Ruptures call safety of Internet cables into question

NEW DELHI: Four undersea communication cables have been cut in the past week, raising questions about the safety of the oceanic network that handles the bulk of the world's Internet and telephone traffic.

Most telecommunications experts and cable operators say that sabotage seems unlikely, but no one knows what damaged the cables or whether the incidents were related.

One theory - that a wayward ship traveling off course because of bad weather was responsible for cutting the first two cables last week - was dismissed by the Egyptian government over the weekend.

No ships passed the area in the Mediterranean where the cables were located, the country's Ministry of Communications said Sunday.

"This has been an eye-opener for us, and everyone in the telecom industry worldwide," said Colonel R.S. Parihar, the secretary of the Internet Service Providers Association of India.

Today, the cause of the problem may have been an anchor, "but what if it is sabotage tomorrow?" Parihar asked.

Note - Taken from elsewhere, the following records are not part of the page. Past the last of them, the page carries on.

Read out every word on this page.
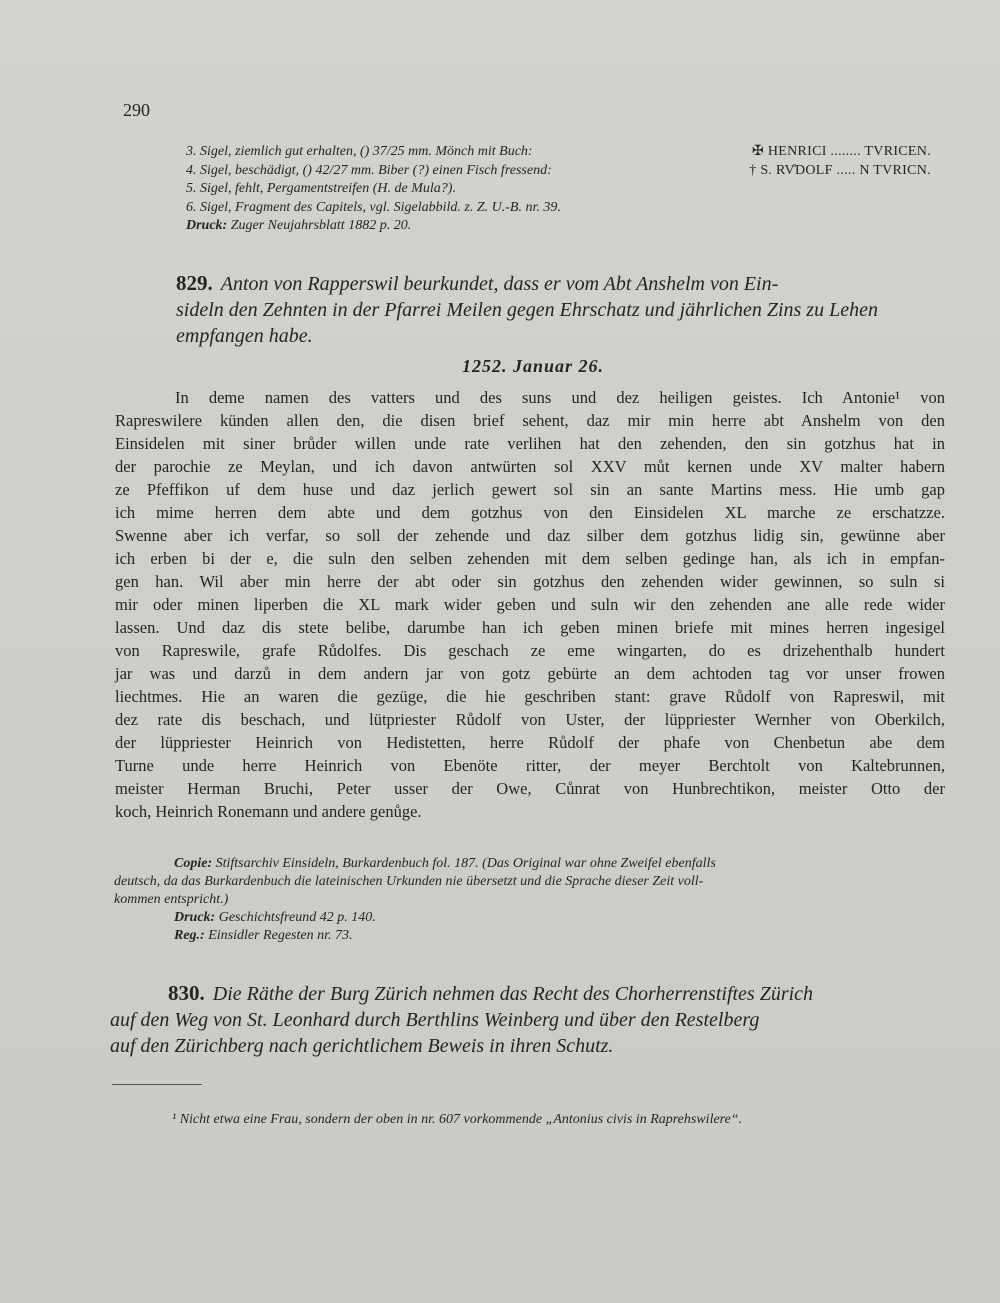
290
3. Sigel, ziemlich gut erhalten, () 37/25 mm. Mönch mit Buch:	✠ HENRICI ........ TVRICEN.
4. Sigel, beschädigt, () 42/27 mm. Biber (?) einen Fisch fressend:	† S. RV̊DOLF ..... N TVRICN.
5. Sigel, fehlt, Pergamentstreifen (H. de Mula?).
6. Sigel, Fragment des Capitels, vgl. Sigelabbild. z. Z. U.-B. nr. 39.
Druck: Zuger Neujahrsblatt 1882 p. 20.
829. Anton von Rapperswil beurkundet, dass er vom Abt Anshelm von Ein-
sideln den Zehnten in der Pfarrei Meilen gegen Ehrschatz und jährlichen Zins zu Lehen
empfangen habe.
1252. Januar 26.
In deme namen des vatters und des suns und dez heiligen geistes. Ich Antonie¹ von
Rapreswilere künden allen den, die disen brief sehent, daz mir min herre abt Anshelm von den
Einsidelen mit siner brůder willen unde rate verlihen hat den zehenden, den sin gotzhus hat in
der parochie ze Meylan, und ich davon antwürten sol XXV můt kernen unde XV malter habern
ze Pfeffikon uf dem huse und daz jerlich gewert sol sin an sante Martins mess. Hie umb gap
ich mime herren dem abte und dem gotzhus von den Einsidelen XL marche ze erschatzze.
Swenne aber ich verfar, so soll der zehende und daz silber dem gotzhus lidig sin, gewünne aber
ich erben bi der e, die suln den selben zehenden mit dem selben gedinge han, als ich in empfan-
gen han. Wil aber min herre der abt oder sin gotzhus den zehenden wider gewinnen, so suln si
mir oder minen liperben die XL mark wider geben und suln wir den zehenden ane alle rede wider
lassen. Und daz dis stete belibe, darumbe han ich geben minen briefe mit mines herren ingesigel
von Rapreswile, grafe Růdolfes. Dis geschach ze eme wingarten, do es drizehenthalb hundert
jar was und darzů in dem andern jar von gotz gebürte an dem achtoden tag vor unser frowen
liechtmes. Hie an waren die gezüge, die hie geschriben stant: grave Růdolf von Rapreswil, mit
dez rate dis beschach, und lütpriester Růdolf von Uster, der lüppriester Wernher von Oberkilch,
der lüppriester Heinrich von Hedistetten, herre Růdolf der phafe von Chenbetun abe dem
Turne unde herre Heinrich von Ebenöte ritter, der meyer Berchtolt von Kaltebrunnen,
meister Herman Bruchi, Peter usser der Owe, Cůnrat von Hunbrechtikon, meister Otto der
koch, Heinrich Ronemann und andere genůge.
Copie: Stiftsarchiv Einsideln, Burkardenbuch fol. 187. (Das Original war ohne Zweifel ebenfalls
deutsch, da das Burkardenbuch die lateinischen Urkunden nie übersetzt und die Sprache dieser Zeit voll-
kommen entspricht.)
Druck: Geschichtsfreund 42 p. 140.
Reg.: Einsidler Regesten nr. 73.
830. Die Räthe der Burg Zürich nehmen das Recht des Chorherrenstiftes Zürich
auf den Weg von St. Leonhard durch Berthlins Weinberg und über den Restelberg
auf den Zürichberg nach gerichtlichem Beweis in ihren Schutz.
¹ Nicht etwa eine Frau, sondern der oben in nr. 607 vorkommende „Antonius civis in Raprehswilere“.
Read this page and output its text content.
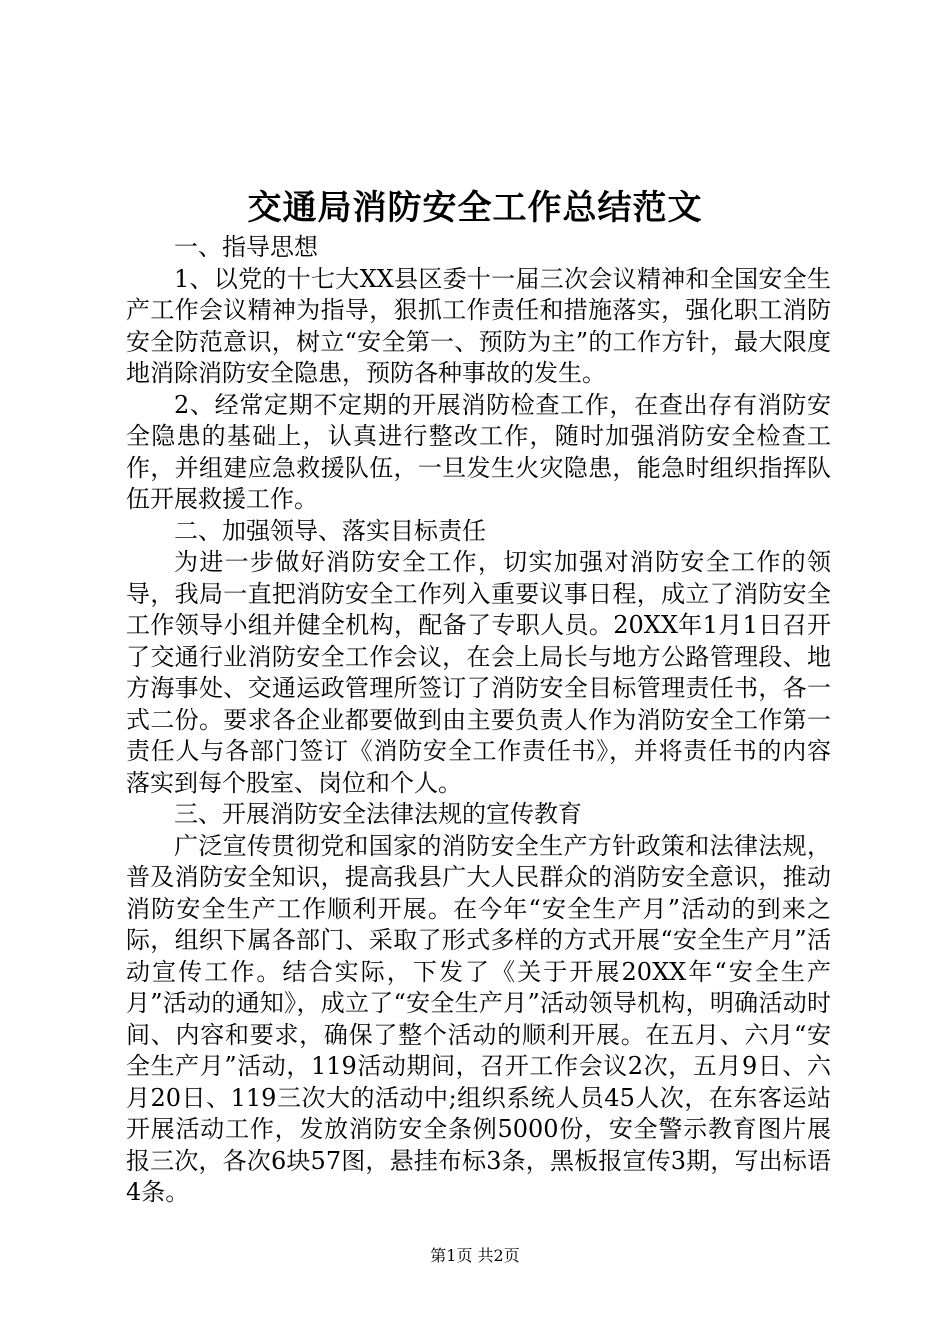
交通局消防安全工作总结范文

一、指导思想

1、以党的十七大XX县区委十一届三次会议精神和全国安全生产工作会议精神为指导，狠抓工作责任和措施落实，强化职工消防安全防范意识，树立“安全第一、预防为主”的工作方针，最大限度地消除消防安全隐患，预防各种事故的发生。

2、经常定期不定期的开展消防检查工作，在查出存有消防安全隐患的基础上，认真进行整改工作，随时加强消防安全检查工作，并组建应急救援队伍，一旦发生火灾隐患，能急时组织指挥队伍开展救援工作。

二、加强领导、落实目标责任

为进一步做好消防安全工作，切实加强对消防安全工作的领导，我局一直把消防安全工作列入重要议事日程，成立了消防安全工作领导小组并健全机构，配备了专职人员。20XX年1月1日召开了交通行业消防安全工作会议，在会上局长与地方公路管理段、地方海事处、交通运政管理所签订了消防安全目标管理责任书，各一式二份。要求各企业都要做到由主要负责人作为消防安全工作第一责任人与各部门签订《消防安全工作责任书》，并将责任书的内容落实到每个股室、岗位和个人。

三、开展消防安全法律法规的宣传教育

广泛宣传贯彻党和国家的消防安全生产方针政策和法律法规，普及消防安全知识，提高我县广大人民群众的消防安全意识，推动消防安全生产工作顺利开展。在今年“安全生产月”活动的到来之际，组织下属各部门、采取了形式多样的方式开展“安全生产月”活动宣传工作。结合实际，下发了《关于开展20XX年“安全生产月”活动的通知》，成立了“安全生产月”活动领导机构，明确活动时间、内容和要求，确保了整个活动的顺利开展。在五月、六月“安全生产月”活动，119活动期间，召开工作会议2次，五月9日、六月20日、119三次大的活动中;组织系统人员45人次，在东客运站开展活动工作，发放消防安全条例5000份，安全警示教育图片展报三次，各次6块57图，悬挂布标3条，黑板报宣传3期，写出标语4条。

第1页 共2页
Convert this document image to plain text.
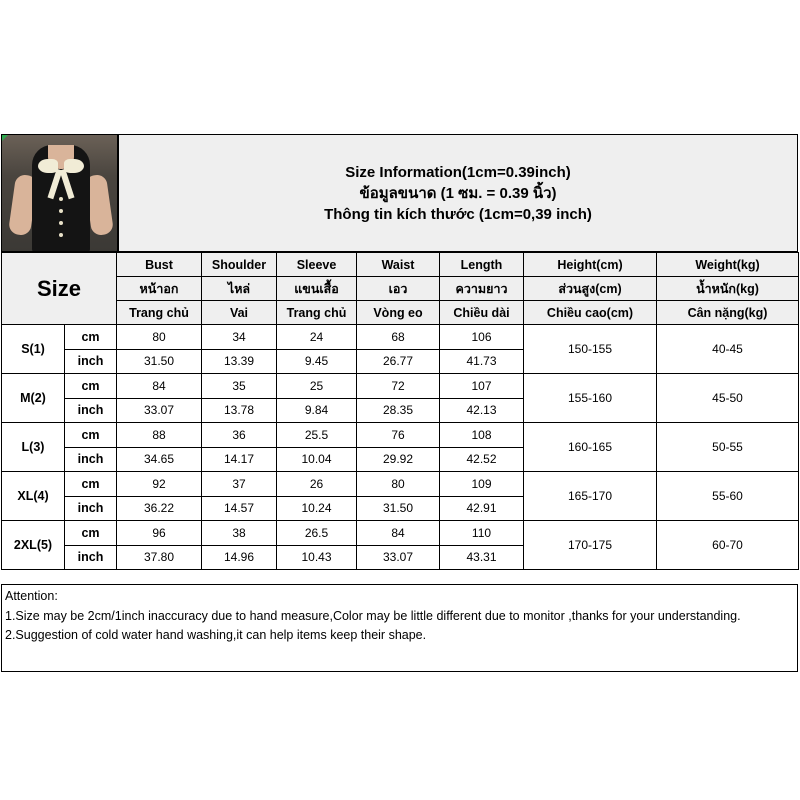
Size Information(1cm=0.39inch)
ข้อมูลขนาด (1 ซม. = 0.39 นิ้ว)
Thông tin kích thước (1cm=0,39 inch)
Size		Bust	Shoulder	Sleeve	Waist	Length	Height(cm)	Weight(kg)
		หน้าอก	ไหล่	แขนเสื้อ	เอว	ความยาว	ส่วนสูง(cm)	น้ำหนัก(kg)
		Trang chủ	Vai	Trang chủ	Vòng eo	Chiều dài	Chiều cao(cm)	Cân nặng(kg)
S(1)	cm	80	34	24	68	106	150-155	40-45
	inch	31.50	13.39	9.45	26.77	41.73		
M(2)	cm	84	35	25	72	107	155-160	45-50
	inch	33.07	13.78	9.84	28.35	42.13		
L(3)	cm	88	36	25.5	76	108	160-165	50-55
	inch	34.65	14.17	10.04	29.92	42.52		
XL(4)	cm	92	37	26	80	109	165-170	55-60
	inch	36.22	14.57	10.24	31.50	42.91		
2XL(5)	cm	96	38	26.5	84	110	170-175	60-70
	inch	37.80	14.96	10.43	33.07	43.31		
Attention:
1.Size may be 2cm/1inch inaccuracy due to hand measure,Color may be little different due to monitor ,thanks for your understanding.
2.Suggestion of cold water hand washing,it can help items keep their shape.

"These are owned by private operators, and there are no governments or armies protecting these cables."

Most recently, a cable operated by Qatar's Q-Tel, which linked Qatar to the United Arab Emirates through the islands of Haloul and Das, was cut Friday.

Communications in the Middle East have been hardest hit by the damage, though India, the United States and Europe also experienced slowdowns.

Telecommunications operators have been trying to diversify the routes they can use for transmissions in recent years, said Alan Mauldin, research director with TeleGeography Research, particularly since an earthquake in Taiwan in 2006 disrupted service in Asia.

The cable network contains "choke points" - like those off the coast of Egypt and Singapore where many cables run - and operators need to make sure their transmission routes are diversified, he said.

Adel al Mutawa, a spokesman for Q-Tel, said Qatar was operating at about 60 percent of telephone capacity Monday, but that Internet and data transmission services were working at normal speed.

Most telecommunications companies affected by the cuts during the past week rerouted service through other cables.

Q-Tel will not know what caused the Qatar-UAE Submarine Cable System rupture until it sends a repair ship to pull the cable off the ocean floor, Mutawa said.

Undersea cables carry about 95 percent of the world's telephone and Internet traffic, according to the International Cable Protection Committee, an 86-member group that works with fishing, mining and drilling companies to curb damage to submarine cables.

Information travels faster and less expensively under the ocean than it does via satellite, and undersea cable transmission is gaining market share, the group said.

The Egyptian Ministry of Communications and Information Technology said Sunday that no ships had passed through the area in the Mediterranean where two cables, known as the Sea Me We 4 and Flag's Europe-Asia cable, were cut earlier last week.

"The site is a restricted area, which excludes the possibility that the malfunction resulted from a crossing ship," the ministry said in a statement. Internet efficiency in Egypt has reached about 70 percent, the statement said.

A third cable, known as Falcon, was cut Friday morning about 55 kilometers, or 35 miles, off the coast of Dubai in the Gulf. Wet, windy weather in some areas around the Gulf has shut ports and delayed ships.

Two of the damaged cables, the Flag Europe-Asia cable and Falcon, are owned by Flag Telecom, a subsidiary of Indian conglomerate Reliance ADA Group.

Flag Telecom has never had two cables down at the same time in the region, a spokesman, Vineet Kumar, said.

Flag Telecom's network is one of the "newest in existence" so it would be unlikely that the cables would break because of wear and tear or age.